La colonne allemande qui se dirige vers Arx est composée de 300 hommes environ et 17 véhicules. Un peu au nord d’Arx (à Cantelauze) vers 14h, ils sont attaqués par le Groupe « Arthur » de « Marta », appuyés par la 2e compagnie du Bataillon de l’Armagnac.

Les Allemands brûlent un château, des fermes et des maisons, pillent une épicerie, prennent des otages, et tuent Gabriel Duloubé et Antoine Fourteau.

Ils prennent ensuite la route de Sos. Mais ils sont bloqués à hauteur du pont sur la Gueyze, à « Saucat » (pont qui saute à leur passage grâce à Darribeau, du Bataillon Néracais). Les Allemands se replient alors vers Arx, toujours sous le feu du Groupe Marta. De nouvelles maisons sont incendiées.

A 1500 mètres du village, un pin abattu bloque leur route, une grenade anti-char « Gramont » lancée par « Marta », caché dans les fougères, détruit une chenillette allemande. Les Allemands finissent par passer et se dirigent vers Boussès.

Le lendemain vers 15h, les Allemands reviennent récupérer leur chenillette. Des combats ont à nouveau lieu, deux jeunes FTPF perdent encore la vie. On compte une dizaine de morts côté allemand. Des fermes et l’auberge du « Petit Saucat » sont détruites par les Allemands en représailles. Le pont sur la Gueyze rétabli, les Allemands poursuivent leurs exactions à Meylan (Gers).
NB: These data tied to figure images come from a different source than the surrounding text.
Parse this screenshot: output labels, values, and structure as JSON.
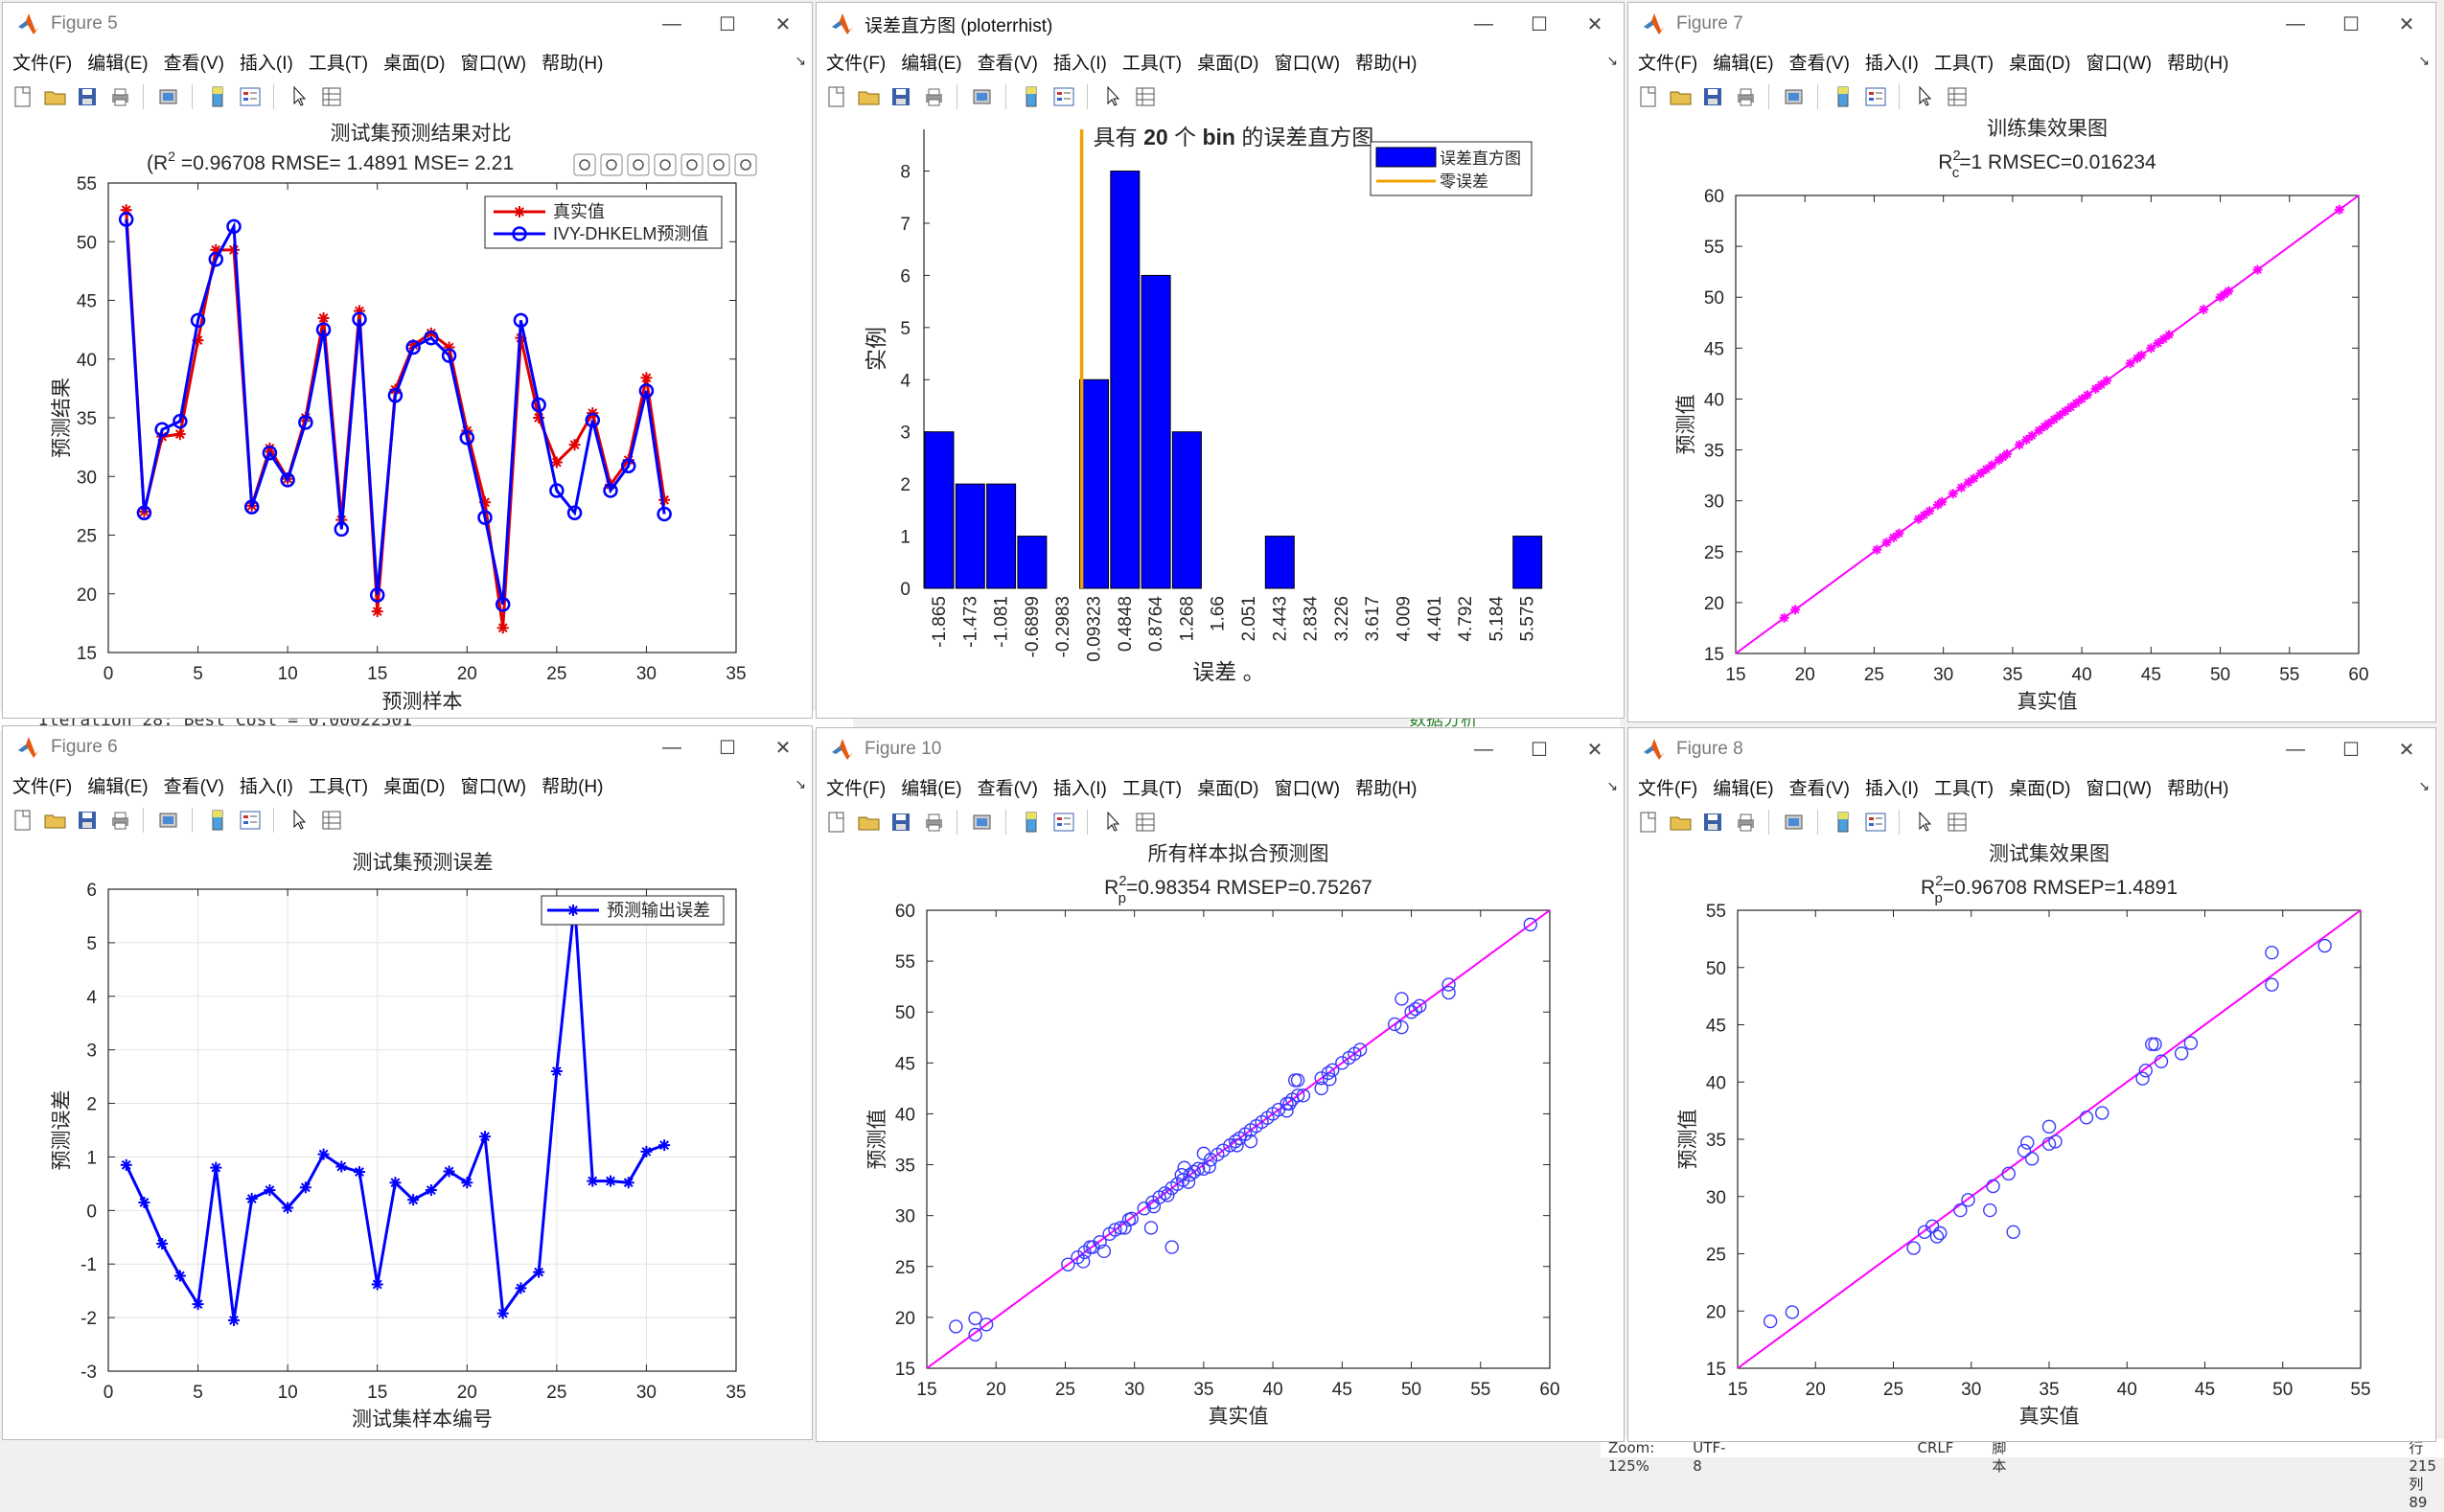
{
  "windows": {
    "fig5": {
      "title": "Figure 5",
      "menu": [
        "文件(F)",
        "编辑(E)",
        "查看(V)",
        "插入(I)",
        "工具(T)",
        "桌面(D)",
        "窗口(W)",
        "帮助(H)"
      ],
      "chart_title": "测试集预测结果对比",
      "subtitle": "(R",
      "subtitle_sup": "2",
      "subtitle_rest": " =0.96708 RMSE= 1.4891 MSE= 2.21",
      "xlabel": "预测样本",
      "ylabel": "预测结果",
      "legend": [
        "真实值",
        "IVY-DHKELM预测值"
      ]
    },
    "fig_hist": {
      "title": "误差直方图 (ploterrhist)",
      "menu": [
        "文件(F)",
        "编辑(E)",
        "查看(V)",
        "插入(I)",
        "工具(T)",
        "桌面(D)",
        "窗口(W)",
        "帮助(H)"
      ],
      "chart_title_a": "具有 ",
      "chart_title_b": "20",
      "chart_title_c": " 个 ",
      "chart_title_d": "bin",
      "chart_title_e": " 的误差直方图",
      "xlabel": "误差 。",
      "ylabel": "实例",
      "legend": [
        "误差直方图",
        "零误差"
      ]
    },
    "fig7": {
      "title": "Figure 7",
      "menu": [
        "文件(F)",
        "编辑(E)",
        "查看(V)",
        "插入(I)",
        "工具(T)",
        "桌面(D)",
        "窗口(W)",
        "帮助(H)"
      ],
      "chart_title": "训练集效果图",
      "subtitle_a": "R",
      "subtitle_sup": "2",
      "subtitle_sub": "c",
      "subtitle_b": "=1  RMSEC=0.016234",
      "xlabel": "真实值",
      "ylabel": "预测值"
    },
    "fig6": {
      "title": "Figure 6",
      "menu": [
        "文件(F)",
        "编辑(E)",
        "查看(V)",
        "插入(I)",
        "工具(T)",
        "桌面(D)",
        "窗口(W)",
        "帮助(H)"
      ],
      "chart_title": "测试集预测误差",
      "xlabel": "测试集样本编号",
      "ylabel": "预测误差",
      "legend": [
        "预测输出误差"
      ]
    },
    "fig10": {
      "title": "Figure 10",
      "menu": [
        "文件(F)",
        "编辑(E)",
        "查看(V)",
        "插入(I)",
        "工具(T)",
        "桌面(D)",
        "窗口(W)",
        "帮助(H)"
      ],
      "chart_title": "所有样本拟合预测图",
      "subtitle_a": "R",
      "subtitle_sup": "2",
      "subtitle_sub": "p",
      "subtitle_b": "=0.98354  RMSEP=0.75267",
      "xlabel": "真实值",
      "ylabel": "预测值"
    },
    "fig8": {
      "title": "Figure 8",
      "menu": [
        "文件(F)",
        "编辑(E)",
        "查看(V)",
        "插入(I)",
        "工具(T)",
        "桌面(D)",
        "窗口(W)",
        "帮助(H)"
      ],
      "chart_title": "测试集效果图",
      "subtitle_a": "R",
      "subtitle_sup": "2",
      "subtitle_sub": "p",
      "subtitle_b": "=0.96708  RMSEP=1.4891",
      "xlabel": "真实值",
      "ylabel": "预测值"
    }
  },
  "background": {
    "console_line": "Iteration 28: Best Cost = 0.00022501",
    "status_zoom": "Zoom: 125%",
    "status_enc": "UTF-8",
    "status_eol": "CRLF",
    "status_type": "脚本",
    "status_pos": "行 215   列 89",
    "side_text": "数据分析"
  },
  "colors": {
    "red": "#e00000",
    "blue": "#0000ff",
    "magenta": "#ff00ff",
    "orange": "#f0a000",
    "accent": "#0099ff"
  },
  "chart_data": [
    {
      "id": "fig5",
      "type": "line",
      "title": "测试集预测结果对比",
      "xlabel": "预测样本",
      "ylabel": "预测结果",
      "xlim": [
        0,
        35
      ],
      "ylim": [
        15,
        55
      ],
      "xticks": [
        0,
        5,
        10,
        15,
        20,
        25,
        30,
        35
      ],
      "yticks": [
        15,
        20,
        25,
        30,
        35,
        40,
        45,
        50,
        55
      ],
      "x": [
        1,
        2,
        3,
        4,
        5,
        6,
        7,
        8,
        9,
        10,
        11,
        12,
        13,
        14,
        15,
        16,
        17,
        18,
        19,
        20,
        21,
        22,
        23,
        24,
        25,
        26,
        27,
        28,
        29,
        30,
        31
      ],
      "series": [
        {
          "name": "真实值",
          "values": [
            52.7,
            27.0,
            33.4,
            33.6,
            41.6,
            49.3,
            49.3,
            27.5,
            32.4,
            29.8,
            35.0,
            43.5,
            26.3,
            44.1,
            18.5,
            37.4,
            41.2,
            42.2,
            41.0,
            33.9,
            27.8,
            17.1,
            41.8,
            35.0,
            31.2,
            32.7,
            35.4,
            29.3,
            31.4,
            38.4,
            28.0
          ]
        },
        {
          "name": "IVY-DHKELM预测值",
          "values": [
            51.9,
            26.9,
            34.0,
            34.7,
            43.3,
            48.5,
            51.3,
            27.4,
            32.0,
            29.7,
            34.6,
            42.5,
            25.5,
            43.4,
            19.9,
            36.9,
            41.0,
            41.8,
            40.3,
            33.3,
            26.5,
            19.1,
            43.3,
            36.1,
            28.8,
            26.9,
            34.8,
            28.8,
            30.9,
            37.3,
            26.8
          ]
        }
      ]
    },
    {
      "id": "fig_hist",
      "type": "bar",
      "title": "具有 20 个 bin 的误差直方图",
      "xlabel": "误差 。",
      "ylabel": "实例",
      "ylim": [
        0,
        8.8
      ],
      "yticks": [
        0,
        1,
        2,
        3,
        4,
        5,
        6,
        7,
        8
      ],
      "categories": [
        "-1.865",
        "-1.473",
        "-1.081",
        "-0.6899",
        "-0.2983",
        "0.09323",
        "0.4848",
        "0.8764",
        "1.268",
        "1.66",
        "2.051",
        "2.443",
        "2.834",
        "3.226",
        "3.617",
        "4.009",
        "4.401",
        "4.792",
        "5.184",
        "5.575"
      ],
      "values": [
        3,
        2,
        2,
        1,
        0,
        4,
        8,
        6,
        3,
        0,
        0,
        1,
        0,
        0,
        0,
        0,
        0,
        0,
        0,
        1
      ],
      "zero_error_position": 4.6,
      "legend": [
        "误差直方图",
        "零误差"
      ]
    },
    {
      "id": "fig7",
      "type": "scatter",
      "title": "训练集效果图",
      "xlabel": "真实值",
      "ylabel": "预测值",
      "xlim": [
        15,
        60
      ],
      "ylim": [
        15,
        60
      ],
      "ticks": [
        15,
        20,
        25,
        30,
        35,
        40,
        45,
        50,
        55,
        60
      ],
      "x": [
        18.5,
        19.3,
        25.2,
        25.9,
        26.4,
        26.8,
        28.2,
        28.6,
        29.0,
        29.6,
        29.9,
        30.7,
        31.3,
        31.8,
        32.2,
        32.7,
        33.1,
        33.5,
        34.0,
        34.3,
        34.6,
        35.5,
        36.0,
        36.4,
        36.9,
        37.3,
        37.6,
        38.0,
        38.4,
        38.8,
        39.2,
        39.6,
        40.0,
        40.4,
        41.0,
        41.4,
        41.8,
        43.5,
        44.0,
        44.3,
        45.0,
        45.5,
        45.9,
        46.3,
        48.8,
        50.0,
        50.3,
        50.6,
        52.7,
        58.6
      ],
      "y": [
        18.5,
        19.3,
        25.2,
        25.9,
        26.4,
        26.8,
        28.2,
        28.6,
        29.0,
        29.6,
        29.9,
        30.7,
        31.3,
        31.8,
        32.2,
        32.7,
        33.1,
        33.5,
        34.0,
        34.3,
        34.6,
        35.5,
        36.0,
        36.4,
        36.9,
        37.3,
        37.6,
        38.0,
        38.4,
        38.8,
        39.2,
        39.6,
        40.0,
        40.4,
        41.0,
        41.4,
        41.8,
        43.5,
        44.0,
        44.3,
        45.0,
        45.5,
        45.9,
        46.3,
        48.8,
        50.0,
        50.3,
        50.6,
        52.7,
        58.6
      ]
    },
    {
      "id": "fig6",
      "type": "line",
      "title": "测试集预测误差",
      "xlabel": "测试集样本编号",
      "ylabel": "预测误差",
      "xlim": [
        0,
        35
      ],
      "ylim": [
        -3,
        6
      ],
      "xticks": [
        0,
        5,
        10,
        15,
        20,
        25,
        30,
        35
      ],
      "yticks": [
        -3,
        -2,
        -1,
        0,
        1,
        2,
        3,
        4,
        5,
        6
      ],
      "x": [
        1,
        2,
        3,
        4,
        5,
        6,
        7,
        8,
        9,
        10,
        11,
        12,
        13,
        14,
        15,
        16,
        17,
        18,
        19,
        20,
        21,
        22,
        23,
        24,
        25,
        26,
        27,
        28,
        29,
        30,
        31
      ],
      "series": [
        {
          "name": "预测输出误差",
          "values": [
            0.85,
            0.15,
            -0.62,
            -1.22,
            -1.75,
            0.8,
            -2.05,
            0.22,
            0.38,
            0.05,
            0.43,
            1.05,
            0.82,
            0.72,
            -1.38,
            0.52,
            0.2,
            0.38,
            0.73,
            0.52,
            1.38,
            -1.92,
            -1.45,
            -1.15,
            2.6,
            5.75,
            0.55,
            0.55,
            0.52,
            1.1,
            1.22
          ]
        }
      ]
    },
    {
      "id": "fig10",
      "type": "scatter",
      "title": "所有样本拟合预测图",
      "xlabel": "真实值",
      "ylabel": "预测值",
      "xlim": [
        15,
        60
      ],
      "ylim": [
        15,
        60
      ],
      "ticks": [
        15,
        20,
        25,
        30,
        35,
        40,
        45,
        50,
        55,
        60
      ],
      "x": [
        17.1,
        18.5,
        18.5,
        19.3,
        25.2,
        25.9,
        26.3,
        26.4,
        26.8,
        27.0,
        27.5,
        27.8,
        28.2,
        28.6,
        29.0,
        29.3,
        29.6,
        29.8,
        30.7,
        31.2,
        31.3,
        31.4,
        31.8,
        32.2,
        32.4,
        32.7,
        32.7,
        33.1,
        33.4,
        33.5,
        33.6,
        33.9,
        34.0,
        34.3,
        34.6,
        35.0,
        35.0,
        35.4,
        35.5,
        36.0,
        36.4,
        36.9,
        37.3,
        37.4,
        37.6,
        38.0,
        38.4,
        38.4,
        38.8,
        39.2,
        39.6,
        40.0,
        40.4,
        41.0,
        41.0,
        41.2,
        41.4,
        41.6,
        41.8,
        41.8,
        42.2,
        43.5,
        43.5,
        44.0,
        44.1,
        44.3,
        45.0,
        45.5,
        45.9,
        46.3,
        48.8,
        49.3,
        49.3,
        50.0,
        50.3,
        50.6,
        52.7,
        52.7,
        58.6
      ],
      "y": [
        19.1,
        18.3,
        19.9,
        19.3,
        25.2,
        25.9,
        25.5,
        26.4,
        26.9,
        26.9,
        27.4,
        26.5,
        28.2,
        28.6,
        28.8,
        28.8,
        29.6,
        29.7,
        30.7,
        28.8,
        31.3,
        30.9,
        31.8,
        32.2,
        32.0,
        26.9,
        32.7,
        33.1,
        34.0,
        33.5,
        34.7,
        33.3,
        34.0,
        34.3,
        34.6,
        34.6,
        36.1,
        34.8,
        35.5,
        36.0,
        36.4,
        36.9,
        37.3,
        36.9,
        37.6,
        38.0,
        37.3,
        38.4,
        38.8,
        39.2,
        39.6,
        40.0,
        40.4,
        40.3,
        41.0,
        41.0,
        41.4,
        43.3,
        43.3,
        41.8,
        41.8,
        42.5,
        43.5,
        44.0,
        43.4,
        44.3,
        45.0,
        45.5,
        45.9,
        46.3,
        48.8,
        48.5,
        51.3,
        50.0,
        50.3,
        50.6,
        51.9,
        52.7,
        58.6
      ]
    },
    {
      "id": "fig8",
      "type": "scatter",
      "title": "测试集效果图",
      "xlabel": "真实值",
      "ylabel": "预测值",
      "xlim": [
        15,
        55
      ],
      "ylim": [
        15,
        55
      ],
      "ticks": [
        15,
        20,
        25,
        30,
        35,
        40,
        45,
        50,
        55
      ],
      "x": [
        52.7,
        27.0,
        33.4,
        33.6,
        41.6,
        49.3,
        49.3,
        27.5,
        32.4,
        29.8,
        35.0,
        43.5,
        26.3,
        44.1,
        18.5,
        37.4,
        41.2,
        42.2,
        41.0,
        33.9,
        27.8,
        17.1,
        41.8,
        35.0,
        31.2,
        32.7,
        35.4,
        29.3,
        31.4,
        38.4,
        28.0
      ],
      "y": [
        51.9,
        26.9,
        34.0,
        34.7,
        43.3,
        48.5,
        51.3,
        27.4,
        32.0,
        29.7,
        34.6,
        42.5,
        25.5,
        43.4,
        19.9,
        36.9,
        41.0,
        41.8,
        40.3,
        33.3,
        26.5,
        19.1,
        43.3,
        36.1,
        28.8,
        26.9,
        34.8,
        28.8,
        30.9,
        37.3,
        26.8
      ]
    }
  ]
}
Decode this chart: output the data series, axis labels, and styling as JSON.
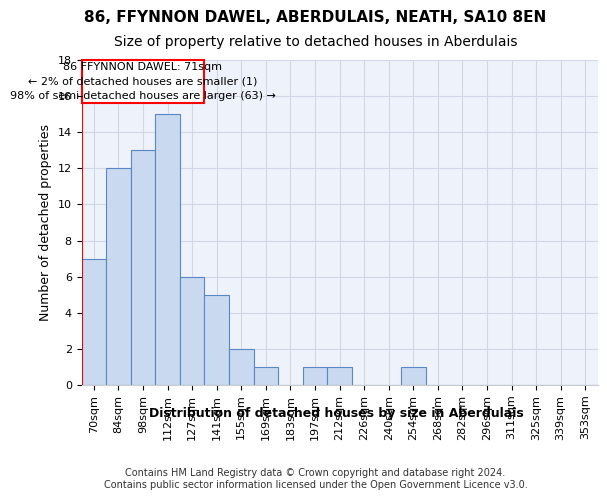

Le bilan fait état d’une vingtaine de morts et d’une quarantaine de blessés côté allemand,  8 chez les FTPF (dont les Espagnols Amedeo CURRUCHU et  Ricardo COLL JOFFRE  dit « Nin », 24 ans, tous deux résistants F.T.P.F. dans le « Bataillon Arthur », groupe « Marta », et Vittorio LANFRANCHI, 19 ans, fils d’antifascistes italiens immigrés en France, mais aussi René PATILLAUD dit « Petit René », 15 ans). Amedeo est inhumé dans la Nécropole nationale de Chasseneuil-sur-Bonnieure (Charente).

Leurs noms figurent sur la stèle des résistants d’Arx et le Mémorial de Houeillès (Lot-et-Garonne).

Les « unités de Guérilleros espagnols », complètement indépendantes, conservent cependant un étroit contact avec la Résistance française, à travers Léon des Landes, avec le commandement Casablanca, chef de l’Armée Secrète, et le colonel Druilhe qui commande la 18e région militaire.

Après la libération d’Agen le 20 août 1944, de Mont-de-Marsan le 21 et de Dax le 23, tous les groupes de guérilleros espagnols sont concentrés à Lencouacq avec un total de 450 hommes. Ils harcèlent les troupes allemandes en retraite dans la région de Lencouacq-Luxey-Labrit-Sore.

dax liberation guerrilleros espagnols ffi 2
Défilé des guérilleros espagnols à Dax lors de la Libération (Archives CPRD)

Le 25, le colonel Druilhe donne l’ordre d’envoyer un détachement vers Bordeaux. Ils y prennent une part active à la libération de la ville. Le 1er septembre, c’est le départ pour la Pointe-de-Grave.

«Le bataillon Arthur s’est battu jusqu’au bout. Certains éléments rejoindront la Première Armée de de Lattre de Tassigny et traverseront le Rhin, d’autres intégreront le bataillon Atlantique qui se battra pour la libération du Médoc.»

Au total, c’est une très vaste partie de la France qui fut libérée par des unités de la résistance armée, maquis et guérilleros espagnols.

D’autres feront le choix de s’engager dans les Forces Françaises Libres.

C’est le cas de Julian VERDU MILLAN, né en 1921 à Albacete dans une famille républicaine venue s’installer à Solférino.

Engagé volontaire en 1939, il rejoint les F.F.L. en juillet 1941 en Syrie au 2e bataillon de la Légion étrangère, combat à Bir-Hakeim (une citation, nommé caporal-chef), puis en Italie.

Il est mort pour la France le 29-11-1944 à Bourbach-le-Haut (Haut-Rhin), tué par balle.

Il est inhumé en la nécropole nationale de Sigolsheim à Kaysersberg-Vignoble (Haut-Rhin) et figure sur le monument aux morts de Solférino.